One of the most common forms of packaging given to analytical solutions is a scorecard. There are a plethora of books written on building scorecards by eminent authors, and on the way to build a scorecard for any application. Why do we need to package a solution in the form of a scorecard, why not simply give the probability of an event to the client and be done with it?

The answer lies in the way scorecards are built, understood and consumed by businesses to drive whatever business metrics that they are focused on. Building a scorecard is an art of analytical process flow, which starts all the way from data treatment, messaging, variable derivation, imputation, outlier treatment, model building and eventually translating raw probability numbers into a score which can be understood as the score given to a customer/record of something happening, provided the customer/record meets a certain criteria. This does not answer the question why numbers have to be presented in form of a score instead of pure probability number.

In the building process, if there are significant differences in the performance of certain segments of the population, a modeler might opt for segmenting the population on the basis of certain variables to improve the predictive power of the models. Let us say, three segments were built during this process, all of which would eventually undergo the same flow of modeling process that the modeler wants them to. But what about the final result? For all the three segments, we would get three sets of probability numbers, all of which would be would be independent of each other, and would mean different things to business. How would the client react to the three scores, and if this is an application scorecard, the client would have to tell their customers that your application has been rejected because you are in the first segment and you have the following features? This creates a lot of problems in terms of consuming the results of the model as well as passing on the information in terms of communicating to the client’s customers as well. There is a mandatory need for having a singular scorecard for all these segments.

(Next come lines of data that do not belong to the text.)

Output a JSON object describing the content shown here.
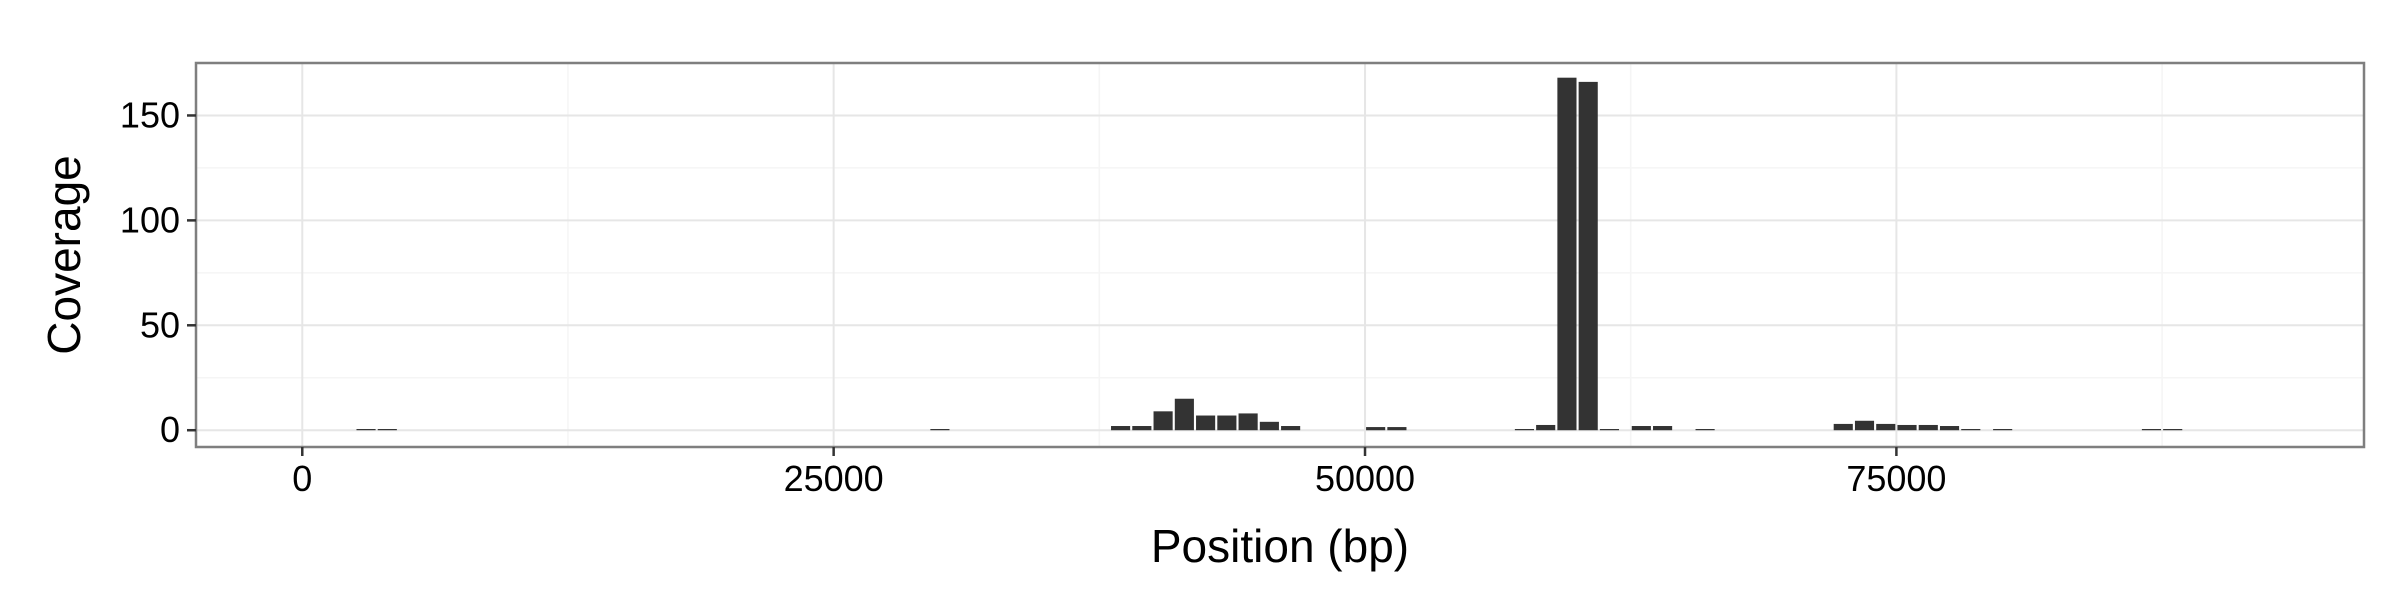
{
  "chart_data": {
    "type": "bar",
    "xlabel": "Position (bp)",
    "ylabel": "Coverage",
    "xlim": [
      -5000,
      97000
    ],
    "ylim": [
      -8,
      175
    ],
    "x_ticks": [
      0,
      25000,
      50000,
      75000
    ],
    "x_tick_labels": [
      "0",
      "25000",
      "50000",
      "75000"
    ],
    "y_ticks": [
      0,
      50,
      100,
      150
    ],
    "y_tick_labels": [
      "0",
      "50",
      "100",
      "150"
    ],
    "grid": true,
    "bar_width": 900,
    "bar_color": "#333333",
    "x": [
      3000,
      4000,
      30000,
      38500,
      39500,
      40500,
      41500,
      42500,
      43500,
      44500,
      45500,
      46500,
      50500,
      51500,
      57500,
      58500,
      59500,
      60500,
      61500,
      63000,
      64000,
      66000,
      72500,
      73500,
      74500,
      75500,
      76500,
      77500,
      78500,
      80000,
      87000,
      88000
    ],
    "values": [
      0.5,
      0.5,
      0.5,
      2,
      2,
      9,
      15,
      7,
      7,
      8,
      4,
      2,
      1.5,
      1.5,
      0.5,
      2.5,
      168,
      166,
      0.5,
      2,
      2,
      0.5,
      3,
      4.5,
      3,
      2.5,
      2.5,
      2,
      0.5,
      0.5,
      0.5,
      0.5
    ]
  }
}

How is this done? The three segments for which the probabilities have been built need to be odds aligned and scaled, so that a particular score means the same rate of risk/probability of the event happening, regardless of which segment the customer/record belongs to. For example, let us assume that in a banking/risk environment, the first segment consisted of a thin file population who do not have a lot of history or trades, and the second segment consisted of a thick file population who have a lot of history and trades, the score of 500 must meant the same chance of risk from both these segments. From a population perspective, if the scores were scaled linearly with a factor of 1000 and odds aligned, it would mean that the thin population could have a x% of the population at r% risk rate, and the thick file population would also have a y% at r% risk rate, where x% could be greater than, less than or equal to y% depending on the initial composition of both the segments; the only thing that the client’s customer needs to be told is not that you belong to a particular segment so you have this score, but rather only that you have this score and this is the reason why your scores are less.

Another reason why scorecards make more sense compared to pure probabilities is the consumption by the client themselves and industry standards. Let us say, for an industry, there is a generic scorecard which provides a risk score to clients within the range of 300-850, where 300 is the highest risk and 800 the lowest risk. A client, decides to talk to a vendor A, to build another set of scores specifically to their proprietary data, so that they can create specific strategies around approval of applications for a specific product. Now, if the vendor builds a scorecard within a range of 1-1000, then each time the client wants to look at both the scores together, the client wouldn’t be able to, as the scales in both the scorecards are different, and the risk ranking at a particular point cannot be compared or would be difficult to. This is another reason why a scorecard needs to be calibrated to the range or scale which is the most prevalent in the industry so that a client can understand, what is the risk captured by the custom score v/s the risk captured by the generic score. The client will be able to understand the risk ratios, compare the effectiveness of both the scores at multiple risk levels, set up effective business strategies and implement them with ease.

Therefore, regardless of the process used, it is always a good and sometimes necessary practice to package an analytical solution in terms of a scorecard rather than a bare probability number. As a modeler, it is also necessary to understand the intricacies associated with transforming multiple probabilities into a scorecard, and one should be wary to test the performance of the scorecard before and after the implementation calibration, odds equalization and other techniques.